Getting the most out of terms and conditions
Often businesses either have very brief written terms and conditions on which they do business or worse still, have no written terms at all. With competition between businesses still tough, having a solid set of terms of conditions in place will not only help prevent potential disputes later but also enhance professional profile.
Terms and conditions do not need to be lengthy or complex but they do need to be clear and comprehensive. Terms should cover all the key points of the transaction, such as delivery and payment dates and thought will also need to be given to legal issues such as implied terms and retention of title clauses. Many businesses forget that their terms also need to be practical and this is where you can add real value to customers.
Avoid “small print” and clearly explain any terms that could be contentious later. Where you are attempting to exclude or limit liability or impose a particularly onerous condition, you should make sure the customer’s attention is drawn to these terms or they are highlighted in some way.

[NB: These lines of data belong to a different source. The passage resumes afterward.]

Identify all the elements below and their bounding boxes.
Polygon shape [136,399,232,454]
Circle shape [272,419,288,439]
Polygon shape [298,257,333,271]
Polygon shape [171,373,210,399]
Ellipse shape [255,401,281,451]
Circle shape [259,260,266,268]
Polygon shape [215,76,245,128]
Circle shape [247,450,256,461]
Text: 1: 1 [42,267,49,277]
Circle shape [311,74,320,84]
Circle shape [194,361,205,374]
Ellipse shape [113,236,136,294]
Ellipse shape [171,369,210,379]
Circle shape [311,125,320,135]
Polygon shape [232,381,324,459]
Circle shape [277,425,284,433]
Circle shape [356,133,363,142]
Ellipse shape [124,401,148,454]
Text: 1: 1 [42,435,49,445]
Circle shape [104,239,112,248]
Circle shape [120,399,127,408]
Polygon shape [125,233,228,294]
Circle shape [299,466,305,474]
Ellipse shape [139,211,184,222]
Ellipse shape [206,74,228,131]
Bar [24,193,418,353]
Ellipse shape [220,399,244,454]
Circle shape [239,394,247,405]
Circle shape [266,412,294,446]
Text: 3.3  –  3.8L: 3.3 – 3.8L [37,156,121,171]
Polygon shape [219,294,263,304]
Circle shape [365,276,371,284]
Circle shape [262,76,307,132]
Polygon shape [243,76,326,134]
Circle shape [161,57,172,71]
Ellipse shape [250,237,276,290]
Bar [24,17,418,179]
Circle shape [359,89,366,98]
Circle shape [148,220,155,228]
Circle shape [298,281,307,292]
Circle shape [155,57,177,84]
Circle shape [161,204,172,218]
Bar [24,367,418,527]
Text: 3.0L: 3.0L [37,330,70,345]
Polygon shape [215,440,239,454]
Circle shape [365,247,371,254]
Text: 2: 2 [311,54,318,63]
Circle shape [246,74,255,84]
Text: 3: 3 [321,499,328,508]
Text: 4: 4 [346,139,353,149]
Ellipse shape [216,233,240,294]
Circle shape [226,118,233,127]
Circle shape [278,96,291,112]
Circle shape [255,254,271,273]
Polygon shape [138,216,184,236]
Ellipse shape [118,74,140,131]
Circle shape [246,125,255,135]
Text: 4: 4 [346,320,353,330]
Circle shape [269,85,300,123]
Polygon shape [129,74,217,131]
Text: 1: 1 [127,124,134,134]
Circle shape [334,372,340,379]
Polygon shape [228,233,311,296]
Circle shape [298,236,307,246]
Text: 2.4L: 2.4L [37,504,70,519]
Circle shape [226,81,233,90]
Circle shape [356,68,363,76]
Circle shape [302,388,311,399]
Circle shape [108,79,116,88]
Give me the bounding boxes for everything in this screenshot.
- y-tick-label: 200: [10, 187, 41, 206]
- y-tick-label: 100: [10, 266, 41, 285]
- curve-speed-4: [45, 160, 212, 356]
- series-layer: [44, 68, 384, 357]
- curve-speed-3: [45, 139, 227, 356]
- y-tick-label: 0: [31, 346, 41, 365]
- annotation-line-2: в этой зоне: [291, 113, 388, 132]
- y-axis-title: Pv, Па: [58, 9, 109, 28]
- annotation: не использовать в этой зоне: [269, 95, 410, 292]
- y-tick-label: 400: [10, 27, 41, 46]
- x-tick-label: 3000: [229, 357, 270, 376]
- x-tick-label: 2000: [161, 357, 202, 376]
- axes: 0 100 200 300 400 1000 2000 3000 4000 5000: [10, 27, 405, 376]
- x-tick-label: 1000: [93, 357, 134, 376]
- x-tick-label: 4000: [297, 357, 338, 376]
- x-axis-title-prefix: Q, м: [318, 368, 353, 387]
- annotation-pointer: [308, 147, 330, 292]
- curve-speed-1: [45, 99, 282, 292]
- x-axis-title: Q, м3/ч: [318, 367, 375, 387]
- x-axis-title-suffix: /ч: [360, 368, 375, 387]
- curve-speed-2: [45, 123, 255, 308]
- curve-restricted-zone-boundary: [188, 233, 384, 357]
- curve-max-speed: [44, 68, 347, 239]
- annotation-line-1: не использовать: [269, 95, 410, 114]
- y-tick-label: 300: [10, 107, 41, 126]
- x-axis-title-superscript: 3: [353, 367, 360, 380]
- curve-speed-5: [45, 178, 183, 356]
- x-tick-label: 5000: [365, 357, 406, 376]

Getting the terms validly incorporated
Many businesses issue their terms to customers in the mistaken belief that these terms will automatically govern the contract but the key is getting the terms validly incorporated. This is particularly important if you are contracting with customers who are also seeking to deal on their own standard terms. The general rule is that the party who sends their terms to the other side immediately prior to the start of the transaction will have their terms used to govern the contract. You should seek professional advice on the practical steps that you can take to ensure your terms are validly incorporated.